第154章 ウォール・マリア最終奪還作戦
「……何で君はあんなことができたの?君が僕の身代わりになるなんて……あってはならなかったんだよ……。」
そうだ、俺はあの時確かに―――――小さい頃のアルミンの目を、思い出した。外の世界のことが書かれた、じいちゃんから託された本を大事そうに抱えて、それを喜々として俺に語る、あの頃の――――ガキの頃のアルミン。
その目を見て思った。なんて楽しそうだって。
なんで――――俺にはなにも無いんだって。
「――――お前が目を輝かせているのを見て、俺は思ったんだ。俺は――――不自由なんだって。だから俺は自由を取り返すためなら……力が沸いて来る。」
そうだ、自由だ。
俺達が取り戻したいのは――――、手に入れたいのは。
誰にも縛られない世界。
不思議と、体の震えが止まった。
「あぁそれに……あの時、僕は、ナナさんにこっぴどく叱られたんだ。

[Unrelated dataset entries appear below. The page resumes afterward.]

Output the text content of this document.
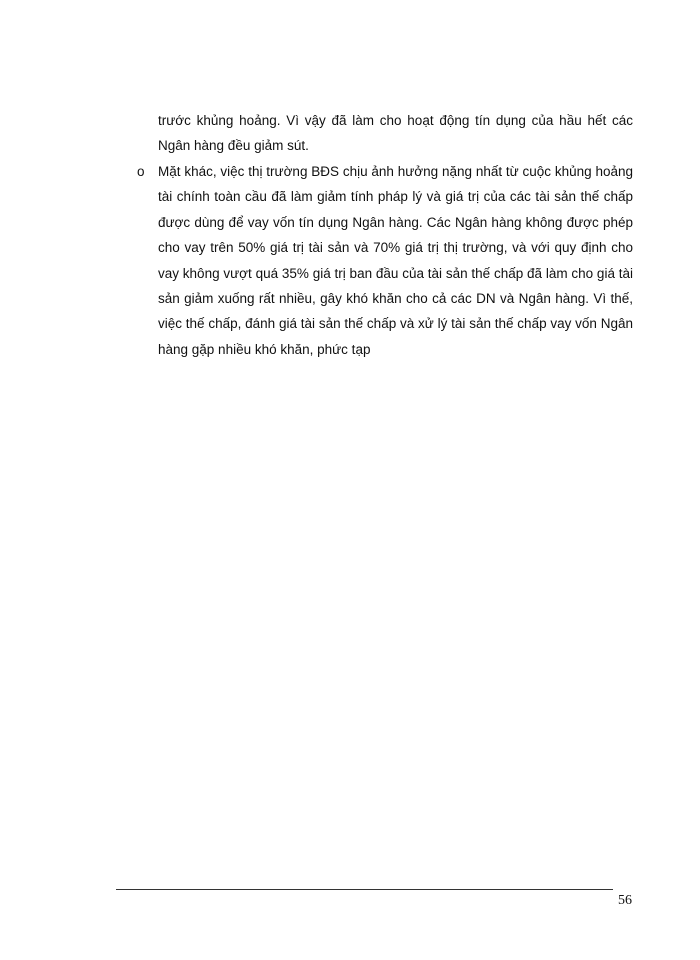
trước khủng hoảng. Vì vậy đã làm cho hoạt động tín dụng của hầu hết các Ngân hàng đều giảm sút.

o Mặt khác, việc thị trường BĐS chịu ảnh hưởng nặng nhất từ cuộc khủng hoảng tài chính toàn cầu đã làm giảm tính pháp lý và giá trị của các tài sản thế chấp được dùng để vay vốn tín dụng Ngân hàng. Các Ngân hàng không được phép cho vay trên 50% giá trị tài sản và 70% giá trị thị trường, và với quy định cho vay không vượt quá 35% giá trị ban đầu của tài sản thế chấp đã làm cho giá tài sản giảm xuống rất nhiều, gây khó khăn cho cả các DN và Ngân hàng. Vì thế, việc thế chấp, đánh giá tài sản thế chấp và xử lý tài sản thế chấp vay vốn Ngân hàng gặp nhiều khó khăn, phức tạp

56
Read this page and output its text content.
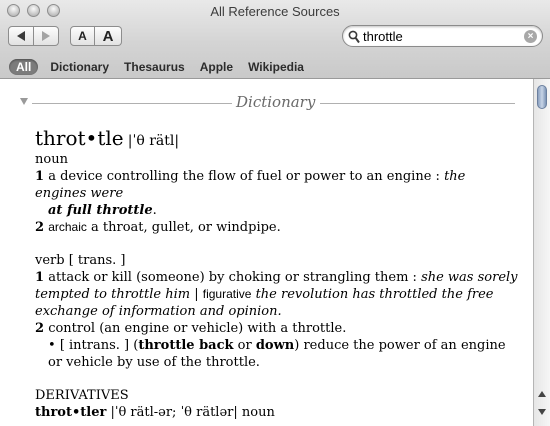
All Reference Sources
A	A
throttle	×
All	Dictionary Thesaurus Apple Wikipedia
Dictionary
throt•tle |ˈθ rätl|
noun
1 a device controlling the flow of fuel or power to an engine : the engines were
at full throttle.
2 archaic a throat, gullet, or windpipe.
verb [ trans. ]
1 attack or kill (someone) by choking or strangling them : she was sorely tempted to throttle him | figurative the revolution has throttled the free exchange of information and opinion.
2 control (an engine or vehicle) with a throttle.
• [ intrans. ] (throttle back or down) reduce the power of an engine or vehicle by use of the throttle.
DERIVATIVES
throt•tler |ˈθ rätl-ər; ˈθ rätlər| noun
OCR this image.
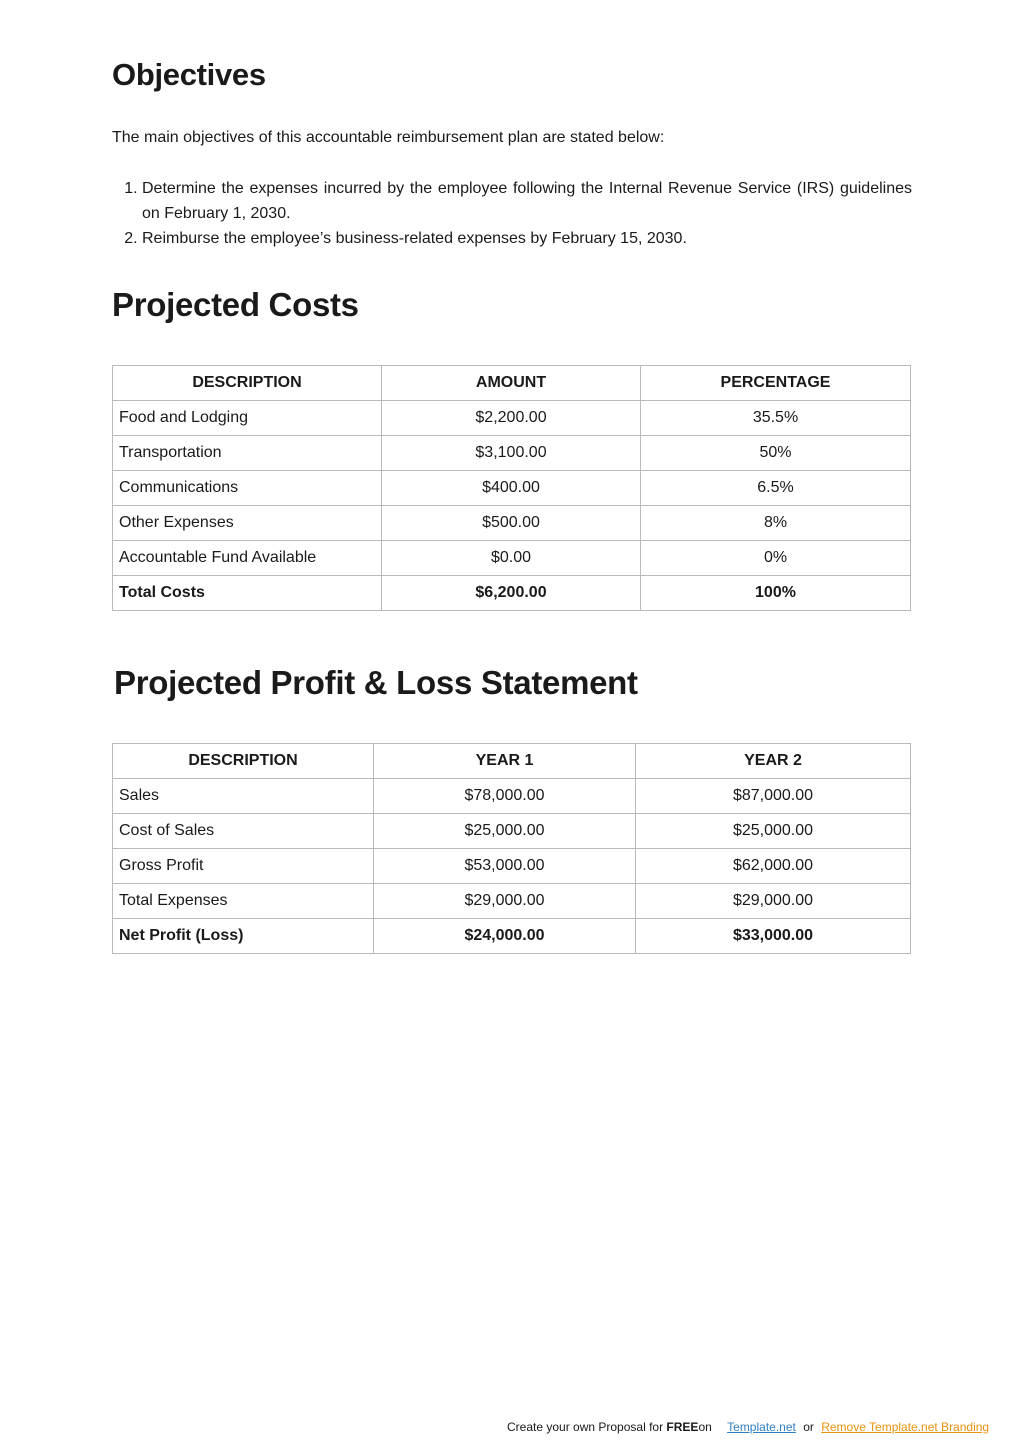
Objectives

The main objectives of this accountable reimbursement plan are stated below:

1. Determine the expenses incurred by the employee following the Internal Revenue Service (IRS) guidelines on February 1, 2030.
2. Reimburse the employee’s business-related expenses by February 15, 2030.
Projected Costs
DESCRIPTION	AMOUNT	PERCENTAGE
Food and Lodging	$2,200.00	35.5%
Transportation	$3,100.00	50%
Communications	$400.00	6.5%
Other Expenses	$500.00	8%
Accountable Fund Available	$0.00	0%
Total Costs	$6,200.00	100%
Projected Profit & Loss Statement
DESCRIPTION	YEAR 1	YEAR 2
Sales	$78,000.00	$87,000.00
Cost of Sales	$25,000.00	$25,000.00
Gross Profit	$53,000.00	$62,000.00
Total Expenses	$29,000.00	$29,000.00
Net Profit (Loss)	$24,000.00	$33,000.00
Create your own Proposal for FREEon Template.net or Remove Template.net Branding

」
アルミンがあの時のことを思い出して、小さく笑った。
「ナナに?あいつ、怒るのか?」
「そう、初めて見たよ。ナナさんもまた――――エレンが僕の代わりに食われたその瞬間に、僕の前に立ちふさがって―――――巨人に刃を向けたんだ。なんであんなことができたんだろう。……訓練も受けてない、戦うために兵士になった人じゃないのに。怖くないわけが、ないのに。」
「――――なんて言ったんだよ、ナナは。」
「………『自分の無力さに打ちひしがれるのは後でいい』『今出来る事を、あなたにしか出来ない事を考えなさい』って。」
「――――………。」
「僕は弱いし、戦力にはなり得ない。けれど――――僕にしか出来ないことがあるなら……それをエレンたちが……みんなが信じてくれるなら、僕はやれる。やってみせる。」
アルミンのその横顔は、俺なんかよりもずっと大人で――――、俺達は……もうあの頃の、巨人に怯えて兵士に憧れる子供じゃないんだなと、思った。